E uma surpresa.

Ela havia chegado tarde aquela noite, devia ter tido um dia cheio.

Na verdade o dia nem devia ter sido tão aterefado assim.

Mas é que quando a gente tem algo martelando no coração, tudo parece mais pesado. Mais demorado.

Estacionou no mesmo lugar de sempre, na verdade ela sequer notou a vaga de garagem ao lado também ocupada.

Pegou o notebook no banco de trás e saiu do carro, decidida a tomar um chocolate quente, colocar os pés pra cima e 'sumir' por algumas horas, ouvindo música, e choramingando se fosse preciso.

Subiu as escadas sem perceber que a luz do apartamento estava acesa. Mas o que tem demais, na verdade ela quase sempre deixava a luz acesa. Quando chegou na porta do apartamento, um cartaz redondo todo decorado, dizia assim: Por favor, feche os olhos e entre em silêncio. De início, acho que ela entrou em pânico, ninguém tinha as chaves do seu apartamento. Até teve um dia, mas Mário estava morando na Itália há 2 anos e meio e não tinha planos de voltar.

Será que alguém encontrou a cópia das chaves que ela havia perdido no mês passado?

Decidiu enfim parar ali, não ia adiantar tentar adivinhar, o que restara apenas era decidir se queria ou não ver o que estava a esperando.

E decidiu entrar. Eu na verdade não entendo com que confiança ela fez isso. Mas fez. Ela abriu a porta, e entrou devagar, por incrível que pareça, de olhos fechados. Era perfeito. Da maneira como havia planejado.

O gravador de voz então disse em alto e bom som: Abra os olhos, e estoure um balão. Ela abriu os olhos, e viu a sala inteira decorada com balões vermelhos de coração. Precisava estar filmando o rosto dela naquele momento.

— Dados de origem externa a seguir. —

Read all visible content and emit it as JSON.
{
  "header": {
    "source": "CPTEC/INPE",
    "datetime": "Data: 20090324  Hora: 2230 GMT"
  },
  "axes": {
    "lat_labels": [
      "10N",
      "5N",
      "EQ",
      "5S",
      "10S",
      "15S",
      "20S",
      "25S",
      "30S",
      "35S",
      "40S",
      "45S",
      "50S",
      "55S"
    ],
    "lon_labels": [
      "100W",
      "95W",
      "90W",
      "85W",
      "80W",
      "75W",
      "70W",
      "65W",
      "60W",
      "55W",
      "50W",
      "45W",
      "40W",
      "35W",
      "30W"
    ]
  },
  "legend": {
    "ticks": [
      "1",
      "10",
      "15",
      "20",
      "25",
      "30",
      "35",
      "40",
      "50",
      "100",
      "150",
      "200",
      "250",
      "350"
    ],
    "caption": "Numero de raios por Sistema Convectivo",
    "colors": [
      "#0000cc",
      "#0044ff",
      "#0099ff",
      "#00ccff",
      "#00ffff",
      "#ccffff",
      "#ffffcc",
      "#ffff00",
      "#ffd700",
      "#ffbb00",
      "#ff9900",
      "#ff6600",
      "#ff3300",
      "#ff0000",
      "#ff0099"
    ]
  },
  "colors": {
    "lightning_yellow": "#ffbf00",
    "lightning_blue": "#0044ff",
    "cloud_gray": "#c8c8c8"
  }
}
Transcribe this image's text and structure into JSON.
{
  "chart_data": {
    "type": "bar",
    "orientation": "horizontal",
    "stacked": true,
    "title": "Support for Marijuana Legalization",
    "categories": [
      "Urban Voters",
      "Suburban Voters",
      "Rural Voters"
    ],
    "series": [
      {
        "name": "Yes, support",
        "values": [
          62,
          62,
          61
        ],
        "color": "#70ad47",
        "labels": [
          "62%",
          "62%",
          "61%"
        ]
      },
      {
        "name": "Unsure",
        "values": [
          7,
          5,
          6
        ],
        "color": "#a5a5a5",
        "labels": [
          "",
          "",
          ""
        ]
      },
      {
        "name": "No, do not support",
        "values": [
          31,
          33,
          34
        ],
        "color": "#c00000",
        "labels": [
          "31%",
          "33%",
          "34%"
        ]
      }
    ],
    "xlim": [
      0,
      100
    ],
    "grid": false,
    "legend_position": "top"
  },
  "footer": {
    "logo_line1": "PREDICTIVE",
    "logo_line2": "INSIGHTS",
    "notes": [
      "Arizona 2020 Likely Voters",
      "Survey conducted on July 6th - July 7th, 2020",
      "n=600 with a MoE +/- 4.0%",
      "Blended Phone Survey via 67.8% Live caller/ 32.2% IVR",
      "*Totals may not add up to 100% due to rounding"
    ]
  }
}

Deve ter tido uma síncope. Mas obedeceu. Estourou um balão com as unhas grandes e vermelhas. De dentro dele caiu um papel escrito assim: 'Se quer continuar a brincadeira, vá até a geladeira, pegue a garrafa de vinho e duas taças, espero-a no quarto.'

E para minha surpresa, ela não foi ao quarto ver do que se tratava.

Pegou o vinho, e as taças. E seguiu para o quarto que na porta fechada, tinha outro cartaz: 'Bem vinda a noite inesquecivel de sua vida.' Nesse momento, ela hesitou um instante, deve ter pensado em ligar para uma amiga, e certificar-se de que alguém viria salvá-la, caso estivesse em perigo.

Mas o que eu não poderia nunca imaginar, é que ela não pareceu temer. Por mais ameaçador que fosse, ela não desistiu de descobrir.

Abriu a porta, e sorriu surpresa ao encontrar-me atrás da porta, parado de pé. Imagino que deva ter pensado muita coisa,

mas só conseguiu dizer uma: '-Você?' A resposta também não podia ser outra. '-É, eu voltei!'

Acredito que ali, deve ter se passado muito por sua cabeça,

como éramos felizes, a despedida, a separação, a nova vida de ambos,

mas a certeza antes tão vaga, agora estava presente, ela não me esquecera. E eu estava ali afinal, de volta pra buscar tudo que eu havia deixado pra trás.

Nos abraçamos e nos beijamos, como se fosse o último dia de nossas vidas. Depois ela me perguntou se era definitivo, e mesmo que não fosse, diante daquele sorriso, daquele olhar que pedia eternidade, tudo se tornara definitivo.

Não havia como não ser. E afinal, eu estava bem ali, diante dela, diante de tudo que eu mais quis na vida. E bem ali, tudo entrara pra eternidade.

E nos amamos, perfeitos. - não curados - mas como se nunca tivesse havido ferida.